Today’s readings got me
thinking about something I know absolutely nothing about from
personal experience – the world of long-distance races and
marathons!
I see Jeremiah, the
long-suffering, persecuted prophet, as a marathon runner, although
hardly a willing one. He tried his best to stay on the sidelines,
pleading youth and inexperience, but God would have none of it. “I
will be with you,” God had said, and that was that. So, Jeremiah
found himself in the race, a reluctant runner, at best. And his
worst fears proved true. His fearless proclamation of God’s
word brought him nothing but grief. In today’s reading we find him
at the near dead end of his run – at the bottom of a deep cistern,
of all places! Such is the fate of prophets. Such was the course of
Jeremiah’s marathon.
In the Gospel
reading Jesus was on his own prophetic marathon when he declared
that the Word of God was like a fire burning within him, waiting to
blaze forth on the earth - the fire of judgment, fire that separates
precious metals from base.
Jesus’ words are
anything but comforting, I’m sure you would agree. “I have come to
cast fire on the earth! …Do you think I have come to establish peace
on the earth? I assure you the contrary is true. I have come
for division.” Those words might make us wonder a little about
Jesus. Have the pain and intensity of his own personal marathon
caused him to lose perspective? Where now is the gentle Jesus, the
one whose yoke is easy and whose burden is light, the Jesus who
welcomed little children, who healed the sick and forgave sinners?
Where now is Jesus the loving shepherd?
Somehow these harsh
sayings don’t sound much like Jesus, the one we call the Prince of
Peace. How do lighting a fire on the earth and stirring up conflict
and division go together with “Blessed are the Peacemakers?”
The answer lies in
what we mean by peace. Peace may not be what we think. Peace is
never the product of passivity: it’s not just ‘holding one’s peace,’
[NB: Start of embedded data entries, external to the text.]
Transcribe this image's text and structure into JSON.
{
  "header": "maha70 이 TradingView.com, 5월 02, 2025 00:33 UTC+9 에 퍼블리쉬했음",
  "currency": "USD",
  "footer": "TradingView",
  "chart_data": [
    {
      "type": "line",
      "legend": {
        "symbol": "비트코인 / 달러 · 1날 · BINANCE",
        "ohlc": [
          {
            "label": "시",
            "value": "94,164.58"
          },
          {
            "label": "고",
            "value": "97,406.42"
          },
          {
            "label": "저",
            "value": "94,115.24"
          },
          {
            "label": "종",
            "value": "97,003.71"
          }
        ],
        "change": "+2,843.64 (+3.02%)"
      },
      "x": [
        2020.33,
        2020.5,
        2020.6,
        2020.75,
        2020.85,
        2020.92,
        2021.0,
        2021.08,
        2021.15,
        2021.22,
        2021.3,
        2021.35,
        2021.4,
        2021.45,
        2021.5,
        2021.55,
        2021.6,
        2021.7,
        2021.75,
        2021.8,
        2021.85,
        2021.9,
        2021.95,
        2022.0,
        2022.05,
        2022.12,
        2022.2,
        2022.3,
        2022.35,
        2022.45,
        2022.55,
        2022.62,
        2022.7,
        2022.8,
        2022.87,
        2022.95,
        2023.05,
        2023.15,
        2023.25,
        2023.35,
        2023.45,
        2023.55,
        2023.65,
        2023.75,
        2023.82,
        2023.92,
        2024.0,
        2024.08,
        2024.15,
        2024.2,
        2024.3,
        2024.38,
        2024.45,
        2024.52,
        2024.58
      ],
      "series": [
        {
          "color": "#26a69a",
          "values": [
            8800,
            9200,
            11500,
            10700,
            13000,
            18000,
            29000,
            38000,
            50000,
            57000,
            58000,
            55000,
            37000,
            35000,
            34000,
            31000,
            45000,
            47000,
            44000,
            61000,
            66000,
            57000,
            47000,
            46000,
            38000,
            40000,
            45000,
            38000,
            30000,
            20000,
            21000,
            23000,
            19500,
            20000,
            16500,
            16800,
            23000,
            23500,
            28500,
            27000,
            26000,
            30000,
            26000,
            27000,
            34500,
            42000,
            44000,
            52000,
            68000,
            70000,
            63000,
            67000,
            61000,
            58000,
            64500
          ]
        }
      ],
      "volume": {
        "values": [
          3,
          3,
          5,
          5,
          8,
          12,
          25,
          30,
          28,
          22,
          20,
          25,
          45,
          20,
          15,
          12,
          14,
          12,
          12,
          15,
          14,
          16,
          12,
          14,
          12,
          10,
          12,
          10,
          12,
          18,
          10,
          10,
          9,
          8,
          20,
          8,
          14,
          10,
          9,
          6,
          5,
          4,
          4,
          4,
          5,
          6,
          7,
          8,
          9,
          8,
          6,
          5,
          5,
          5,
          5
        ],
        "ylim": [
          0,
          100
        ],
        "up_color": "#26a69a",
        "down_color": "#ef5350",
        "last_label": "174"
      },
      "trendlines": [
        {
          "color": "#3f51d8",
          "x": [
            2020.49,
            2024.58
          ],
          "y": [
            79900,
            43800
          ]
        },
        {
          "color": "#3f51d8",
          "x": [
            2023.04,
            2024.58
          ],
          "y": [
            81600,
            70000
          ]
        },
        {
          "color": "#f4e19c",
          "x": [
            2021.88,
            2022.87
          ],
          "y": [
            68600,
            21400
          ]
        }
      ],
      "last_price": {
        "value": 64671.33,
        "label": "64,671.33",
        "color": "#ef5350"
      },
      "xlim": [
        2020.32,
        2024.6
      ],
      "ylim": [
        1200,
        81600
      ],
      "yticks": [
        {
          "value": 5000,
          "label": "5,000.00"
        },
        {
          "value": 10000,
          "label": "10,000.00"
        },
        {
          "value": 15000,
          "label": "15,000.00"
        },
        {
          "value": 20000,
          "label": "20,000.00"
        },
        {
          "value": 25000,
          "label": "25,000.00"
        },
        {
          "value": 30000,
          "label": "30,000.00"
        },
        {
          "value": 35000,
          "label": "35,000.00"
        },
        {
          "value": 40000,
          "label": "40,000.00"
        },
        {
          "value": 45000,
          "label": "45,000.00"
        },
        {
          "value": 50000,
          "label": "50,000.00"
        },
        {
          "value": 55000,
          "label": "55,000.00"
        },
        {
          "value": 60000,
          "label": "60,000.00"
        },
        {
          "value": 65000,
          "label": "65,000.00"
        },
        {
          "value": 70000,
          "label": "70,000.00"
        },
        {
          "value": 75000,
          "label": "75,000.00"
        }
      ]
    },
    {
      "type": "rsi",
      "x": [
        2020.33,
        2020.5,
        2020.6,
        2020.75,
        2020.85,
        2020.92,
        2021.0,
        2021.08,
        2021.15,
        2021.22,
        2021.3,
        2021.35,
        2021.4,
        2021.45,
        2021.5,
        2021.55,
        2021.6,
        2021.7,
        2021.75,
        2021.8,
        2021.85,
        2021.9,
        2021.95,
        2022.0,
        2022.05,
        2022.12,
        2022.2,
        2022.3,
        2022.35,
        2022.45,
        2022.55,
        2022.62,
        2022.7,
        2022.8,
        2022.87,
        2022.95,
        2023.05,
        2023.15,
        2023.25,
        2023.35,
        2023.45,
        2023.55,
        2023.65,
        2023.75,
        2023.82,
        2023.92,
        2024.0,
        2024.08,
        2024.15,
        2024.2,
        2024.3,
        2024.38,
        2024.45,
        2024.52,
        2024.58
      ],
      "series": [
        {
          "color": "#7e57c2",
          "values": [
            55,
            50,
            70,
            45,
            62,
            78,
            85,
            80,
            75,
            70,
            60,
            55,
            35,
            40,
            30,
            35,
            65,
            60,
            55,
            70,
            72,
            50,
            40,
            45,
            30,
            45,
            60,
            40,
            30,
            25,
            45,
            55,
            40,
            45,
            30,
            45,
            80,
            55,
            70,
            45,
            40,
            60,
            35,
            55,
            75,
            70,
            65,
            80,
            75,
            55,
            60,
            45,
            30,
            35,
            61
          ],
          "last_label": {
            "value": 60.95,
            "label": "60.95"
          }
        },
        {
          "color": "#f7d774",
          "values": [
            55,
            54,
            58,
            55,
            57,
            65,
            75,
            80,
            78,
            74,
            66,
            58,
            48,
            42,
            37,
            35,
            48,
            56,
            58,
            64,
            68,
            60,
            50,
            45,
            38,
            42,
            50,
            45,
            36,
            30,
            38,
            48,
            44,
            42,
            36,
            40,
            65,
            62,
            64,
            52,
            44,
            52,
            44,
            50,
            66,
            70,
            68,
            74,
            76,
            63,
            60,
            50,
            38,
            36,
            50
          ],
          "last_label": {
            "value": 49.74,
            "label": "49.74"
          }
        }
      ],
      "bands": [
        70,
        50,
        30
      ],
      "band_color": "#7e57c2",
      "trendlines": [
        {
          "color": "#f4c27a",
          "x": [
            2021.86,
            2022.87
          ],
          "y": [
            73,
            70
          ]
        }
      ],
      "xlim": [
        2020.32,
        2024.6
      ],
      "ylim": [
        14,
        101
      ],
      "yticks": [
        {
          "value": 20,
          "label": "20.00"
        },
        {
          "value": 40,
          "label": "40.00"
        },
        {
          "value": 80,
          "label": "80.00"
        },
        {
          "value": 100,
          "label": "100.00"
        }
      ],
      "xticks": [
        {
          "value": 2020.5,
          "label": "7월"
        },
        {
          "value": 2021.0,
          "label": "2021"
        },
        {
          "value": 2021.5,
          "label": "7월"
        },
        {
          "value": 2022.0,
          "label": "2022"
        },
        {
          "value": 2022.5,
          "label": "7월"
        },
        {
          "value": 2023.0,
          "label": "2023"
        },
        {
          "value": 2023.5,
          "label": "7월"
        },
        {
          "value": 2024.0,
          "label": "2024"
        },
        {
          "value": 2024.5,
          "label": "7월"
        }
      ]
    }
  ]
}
as the saying has it – avoiding conflict at all costs. That can lead
a counterfeit peace and it actually comes closer to cowardice. And
peace is no friend of cowardice. No, true peace is almost always
born of painstaking efforts, struggle, and great suffering. True
peace may be gentle, but it’s strong, calm but it’s courageous.
My model peacemaker
will always be our former archbishop, Raymond Hunthausen, whose died
four years ago and whose remains rest over there in the Cathedral
crypt. Archbishop Hunthausen preached – and lived – the gospel of
peace, but it wasn’t a “feel good gospel” to tickle the ears and
gain admirers. No, after he signed up for the marathon that was his
ministry as Archbishop of Seattle, he found out that, for him as for
Jesus, the gospel of peace meant lighting fires and even creating
divisions.
And so, he dared -
in this region whose economy is fed and fueled by lucrative military
contracts and whose waters are home to the Trident nuclear submarine
– he dared to stand up and call us to examine our complicity in what
he called “the immoral arms race.” And because he was aware that
more or less one-half of the entire Federal budget was directed in
one way or another to fueling the arms race by building weapons of
mass-destruction, his conscience prompted him to withhold one-half
of his income tax as a protest. He paid a price for his courageous
position, of course, but it was a price he was willing to pay.
My friends, that was
our former archbishop. He knew that Jesus came to set the earth on
fire and he knew that baptism was more than a heartwarming ritual
marking the joy of new life: that it was also initiation -
initiation into the great marathon of passion, death and
resurrection. Ours is no different.
I know these are
anything but lighthearted thoughts for a summer weekend, but there
is an “up” side to it all as today’s second reading from the Letter
to the Hebrews reminded us. That reading, which happens to be
emblazoned on the inside of our great bronze doors, is meant to
quicken our heartbeats and give us energy for this great marathon
we’ve entered, for we are not running the race alone – we are in the
greatest company possible. We are! From the sidelines we are being
cheered on by a great “cloud of witnesses,” to use that wonderful
image from Hebrews. All the “greats” from the Old Testament are
there (read chapter 11 of the Letter to the Hebrews for the entire
litany of them). And all the “greats” of the last two-thousand years
of Christian history are there, too: saints beyond number, declared
and undeclared, apostles and martyrs and prophets, our childhood
heroes and our patron saints, our parents, grandparents, family
members, and beloved friends. They are all there. They are not
plaster statues on pedestals or photographs in a family album.
No, they are full of life, joy, and enthusiasm. Full of God!
And there they are cheering us on toward the finish line.
So, my friends,
while the marathon we’ve entered may be difficult and demanding, no
marathon ever had a better cheering section. And, thanks to God’s
grace, no runners ever had a better chance of winning the prize!